Available formats in “BAnQ - Revues et journaux québécois”

../_images/document_type_banq.png

The Data Structure

The content of the BAnQ data is not structured in a completely homogeneous way and varies from one journal/newspaper to another. For one journal/newspaper it may vary over time. Although it may vary for each journal/newspaper, note that the content of this dataset should be structured by journal/newspaper, then by year, month and issue. At the issue level, it is very variable: it can vary from one file per issue to one file per page.

PDF Availability

Some documents are available in PDF format. The other files are images (mostly .jpg).

Full-text availability

Files in .TXT format, obtained by optical character recognition (OCR), are available for some magazines/newspapers, allowing a full-text search.

There is an folder called “OCR_corpus_data” in the dataset, which contains the .tsv files with the full-text of the documents. Not all documents have a co-related full-text in the tsv files.

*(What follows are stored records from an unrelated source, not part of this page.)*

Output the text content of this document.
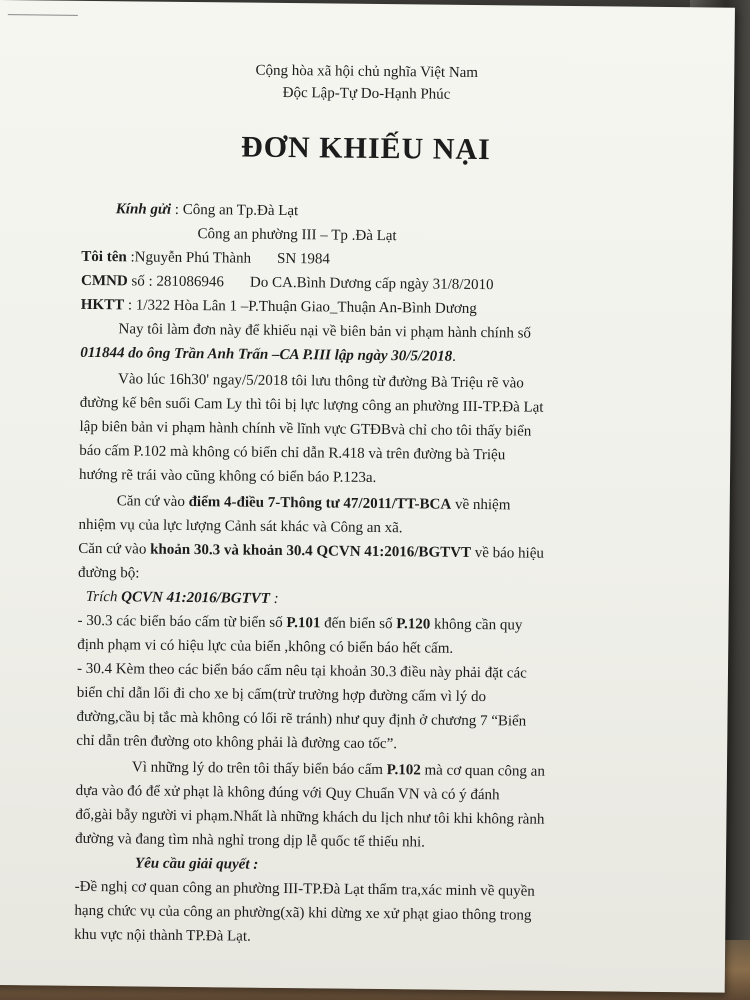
Cộng hòa xã hội chủ nghĩa Việt Nam
Độc Lập-Tự Do-Hạnh Phúc
ĐƠN KHIẾU NẠI
Kính gửi : Công an Tp.Đà Lạt
Công an phường III – Tp .Đà Lạt
Tôi tên :Nguyễn Phú Thành SN 1984
CMND số : 281086946 Do CA.Bình Dương cấp ngày 31/8/2010
HKTT : 1/322 Hòa Lân 1 –P.Thuận Giao_Thuận An-Bình Dương
Nay tôi làm đơn này để khiếu nại về biên bản vi phạm hành chính số
011844 do ông Trần Anh Trấn –CA P.III lập ngày 30/5/2018.
Vào lúc 16h30' ngay/5/2018 tôi lưu thông từ đường Bà Triệu rẽ vào
đường kế bên suối Cam Ly thì tôi bị lực lượng công an phường III-TP.Đà Lạt
lập biên bản vi phạm hành chính về lĩnh vực GTĐBvà chỉ cho tôi thấy biển
báo cấm P.102 mà không có biển chỉ dẫn R.418 và trên đường bà Triệu
hướng rẽ trái vào cũng không có biển báo P.123a.
Căn cứ vào điểm 4-điều 7-Thông tư 47/2011/TT-BCA về nhiệm
nhiệm vụ của lực lượng Cảnh sát khác và Công an xã.
Căn cứ vào khoản 30.3 và khoản 30.4 QCVN 41:2016/BGTVT về báo hiệu
đường bộ:
Trích QCVN 41:2016/BGTVT :
- 30.3 các biển báo cấm từ biển số P.101 đến biển số P.120 không cần quy
định phạm vi có hiệu lực của biển ,không có biển báo hết cấm.
- 30.4 Kèm theo các biển báo cấm nêu tại khoản 30.3 điều này phải đặt các
biển chỉ dẫn lối đi cho xe bị cấm(trừ trường hợp đường cấm vì lý do
đường,cầu bị tắc mà không có lối rẽ tránh) như quy định ở chương 7 “Biển
chỉ dẫn trên đường oto không phải là đường cao tốc”.
Vì những lý do trên tôi thấy biển báo cấm P.102 mà cơ quan công an
dựa vào đó để xử phạt là không đúng với Quy Chuẩn VN và có ý đánh
đố,gài bẫy người vi phạm.Nhất là những khách du lịch như tôi khi không rành
đường và đang tìm nhà nghỉ trong dịp lễ quốc tế thiếu nhi.
Yêu cầu giải quyết :
-Đề nghị cơ quan công an phường III-TP.Đà Lạt thẩm tra,xác minh về quyền
hạng chức vụ của công an phường(xã) khi dừng xe xử phạt giao thông trong
khu vực nội thành TP.Đà Lạt.
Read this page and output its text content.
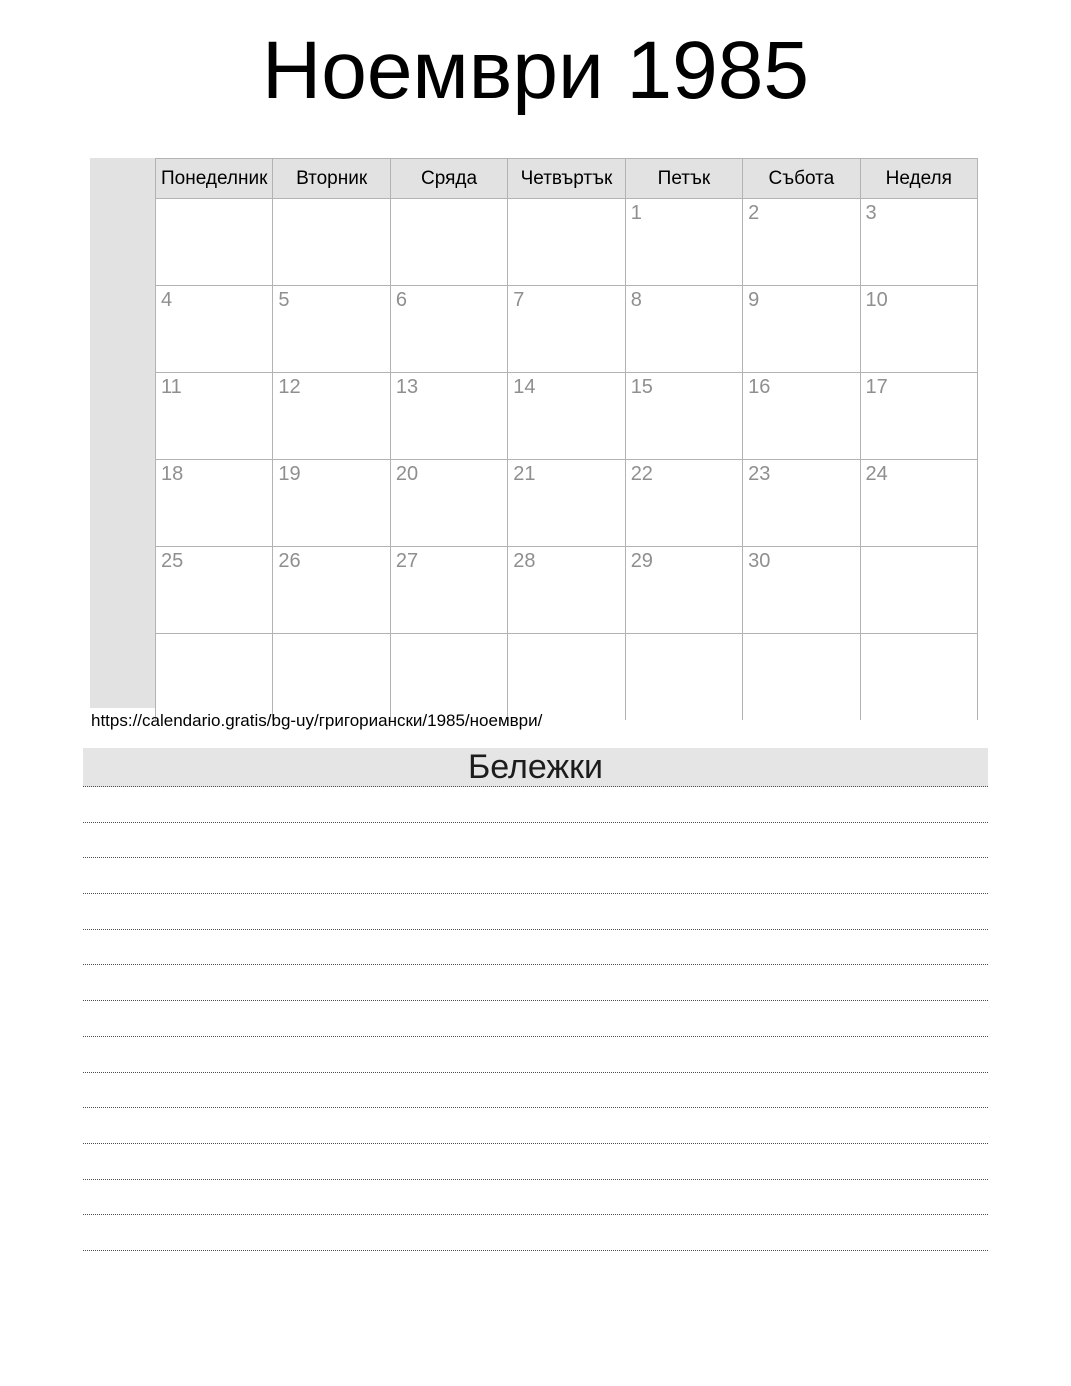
Ноември 1985
Понеделник	Вторник	Сряда	Четвъртък	Петък	Събота	Неделя
				1	2	3
4	5	6	7	8	9	10
11	12	13	14	15	16	17
18	19	20	21	22	23	24
25	26	27	28	29	30	

https://calendario.gratis/bg-uy/григориански/1985/ноември/
Бележки
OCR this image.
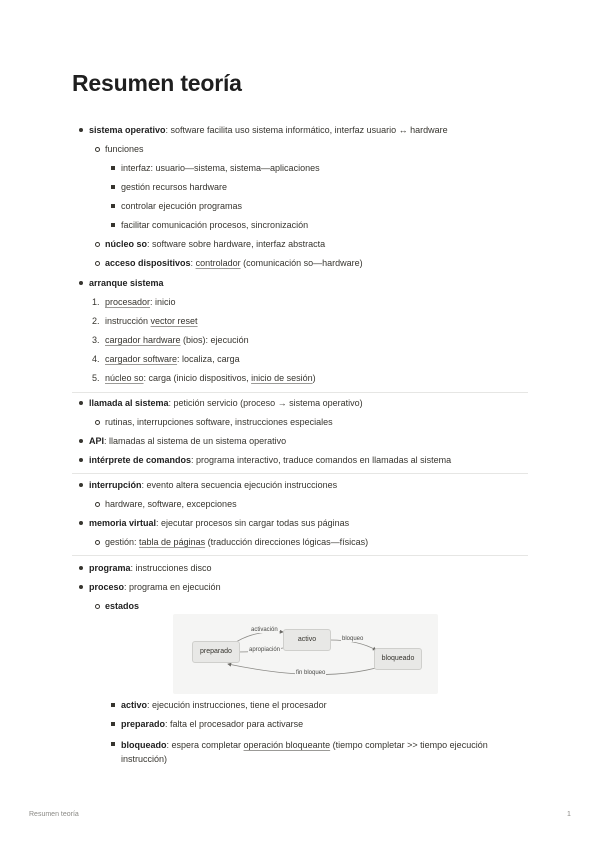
Resumen teoría
sistema operativo: software facilita uso sistema informático, interfaz usuario ↔ hardware
funciones
interfaz: usuario—sistema, sistema—aplicaciones
gestión recursos hardware
controlar ejecución programas
facilitar comunicación procesos, sincronización
núcleo so: software sobre hardware, interfaz abstracta
acceso dispositivos: controlador (comunicación so—hardware)
arranque sistema
1. procesador: inicio
2. instrucción vector reset
3. cargador hardware (bios): ejecución
4. cargador software: localiza, carga
5. núcleo so: carga (inicio dispositivos, inicio de sesión)
llamada al sistema: petición servicio (proceso → sistema operativo)
rutinas, interrupciones software, instrucciones especiales
API: llamadas al sistema de un sistema operativo
intérprete de comandos: programa interactivo, traduce comandos en llamadas al sistema
interrupción: evento altera secuencia ejecución instrucciones
hardware, software, excepciones
memoria virtual: ejecutar procesos sin cargar todas sus páginas
gestión: tabla de páginas (traducción direcciones lógicas—físicas)
programa: instrucciones disco
proceso: programa en ejecución
estados
preparado
activo
bloqueado
activación
apropiación
bloqueo
fin bloqueo
activo: ejecución instrucciones, tiene el procesador
preparado: falta el procesador para activarse
bloqueado: espera completar operación bloqueante (tiempo completar >> tiempo ejecución instrucción)
Resumen teoría	1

The structure of the tsv files is as follows:

  • Column 1: file - The column file has the path to the file in the dataset

  • Column 2: page - The column page has the page number of the document

  • Column 3: text - The column text has the full-text of the page

Metadata Availability

There are no metadata available for the “BAnQ - Revues et journaux québécois”.

Document’s Bibliographic References

There are no references available for “BAnQ - Revues et journaux québécois”.